Burgdorf (fh). Bei der letzten Ratssitzung des Jahres Mitte Dezember haben die Burgdorfer Kommunalpolitiker ihren langjährigen Rechnungsprüfer Jens Voutta verabschiedet. Er geht zum Jahreswechsel in den Ruhestand. Als Nachfolgerin hat der Rat einstimmig Anja Piel gewählt, die bisher in der Tiefbauverwaltung für die Burgdorfer Friedhöfe zuständig war. Sie übernimmt die Leitung des Rechnungsprüfungsamtes zum 1. März. "Ich freue mich auf eine langjährige gute und vertrauensvolle Zusammenarbeit. Ich weiß, dass ich in große Fußstopfen trete", sagte Piel.
Auf ihrem neuen Posten ist es ihre Aufgabe, der Stadtverwaltung in finanziellen Angelegenheiten genau auf die Finger zu schauen. Sie prüft insbesondere den Jahresabschluss und kontrolliert dabei, ob die Verwaltung den Haushaltsplan und die Grundsätze ordnungsmäßiger Buchführung einhält. Außerdem behält sie die laufenden Kassenvorgänge im Blick. Als Leiterin des Rechnungsprüfungsamtes ist sie nicht an die Weisungen des Bürgermeisters gebunden, sondern unmittelbar dem Rat unterstellt und ihm verantwortlich.

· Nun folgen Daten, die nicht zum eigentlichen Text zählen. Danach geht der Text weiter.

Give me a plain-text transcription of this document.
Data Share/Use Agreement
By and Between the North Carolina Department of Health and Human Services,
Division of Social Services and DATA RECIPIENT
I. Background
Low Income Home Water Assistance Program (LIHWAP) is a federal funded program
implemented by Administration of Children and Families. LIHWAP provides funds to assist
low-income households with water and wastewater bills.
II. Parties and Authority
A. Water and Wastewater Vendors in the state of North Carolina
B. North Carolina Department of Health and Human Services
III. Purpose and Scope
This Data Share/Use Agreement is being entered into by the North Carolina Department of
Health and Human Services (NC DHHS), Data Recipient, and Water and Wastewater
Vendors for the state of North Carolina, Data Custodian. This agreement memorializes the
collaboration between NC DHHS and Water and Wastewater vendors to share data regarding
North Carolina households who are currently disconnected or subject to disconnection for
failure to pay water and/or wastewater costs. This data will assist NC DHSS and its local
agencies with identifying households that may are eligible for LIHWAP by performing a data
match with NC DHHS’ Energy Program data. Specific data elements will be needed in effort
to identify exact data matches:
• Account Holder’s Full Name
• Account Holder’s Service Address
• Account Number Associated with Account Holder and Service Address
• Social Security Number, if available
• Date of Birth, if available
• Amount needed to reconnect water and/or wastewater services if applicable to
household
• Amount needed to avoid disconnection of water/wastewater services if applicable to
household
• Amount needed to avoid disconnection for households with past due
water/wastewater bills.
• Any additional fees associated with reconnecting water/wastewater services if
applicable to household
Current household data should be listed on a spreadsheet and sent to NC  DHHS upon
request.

Jens Voutta war insgesamt 48 Jahre lang für die Stadt Burgdorf tätig. 1972 hatte er dort seine Verwaltungslehre begonnen und legte danach eine klassische Laufbahn vom mittleren bis in den gehobenen Dienst hin. 1982 wurde er Beamter auf Lebenszeit und stieg schließlich bis zum Stadtoberamtsrat auf. 1997 wählte ihn der Rat zum Leiter des Rechnungsprüfungsamtes. Diesen Posten hatte er bis zum Eintritt in den Ruhestand 23 Jahre inne.
Die Ratsvorsitzende Christa Weilert-Penk würdigte sein Engagement: "Sie haben die Aufgabe jahrzehntelang vorbildlich und verantwortungsbewusst zu unserer höchsten Zufriedenheit erfüllt, mit ruhiger und sachlicher Art, für uns und letztlich für die Stadt Burgdorf." Die Kommunalpolitiker hätten sich immer auf seine Anmerkungen, Hinweise und Korrekturen verlassen können. "Sie haben immer sehr deutlich gesagt, wenn Sie etwas kritisch gesehen haben", betonte auch der Vorsitzende des Finanzausschusses SPD-Ratsherr Gerald Hinz und ergänzte: "Das war für unsere Entscheidungsfindung wichtig. Wir haben uns immer gern auf Ihr Urteil verlassen!"
Voutta bedankte sich für die Wertschätzung, die für ihn Ansporn und Motivation gewesen sei. "Die Arbeit hat mir immer Spaß gemacht und ich habe mich wohl gefühlt", sagte er. Gerade deshalb habe er sich sein letztes Berufsjahr eigentlich anders vorgestellt. "Die Abschiedsfeiern für meine Kollegen und auch für den Rat mussten wegen der Corona-Epidemie leider ausfallen", bedauerte er. Er bot an, auch als Pensionär für die Einarbeitung seiner Nachfolgerin zur Verfügung zu stehen. Mit Blick auf die Zukunft prophezeite er dem Rat große finanzielle Herausforderungen: "Es liegen schwere Zeiten vor Ihnen! Wenn man den Haushalt betrachtet, wird es in den nächsten Jahren nicht einfach sein, zu Entscheidungen zu kommen."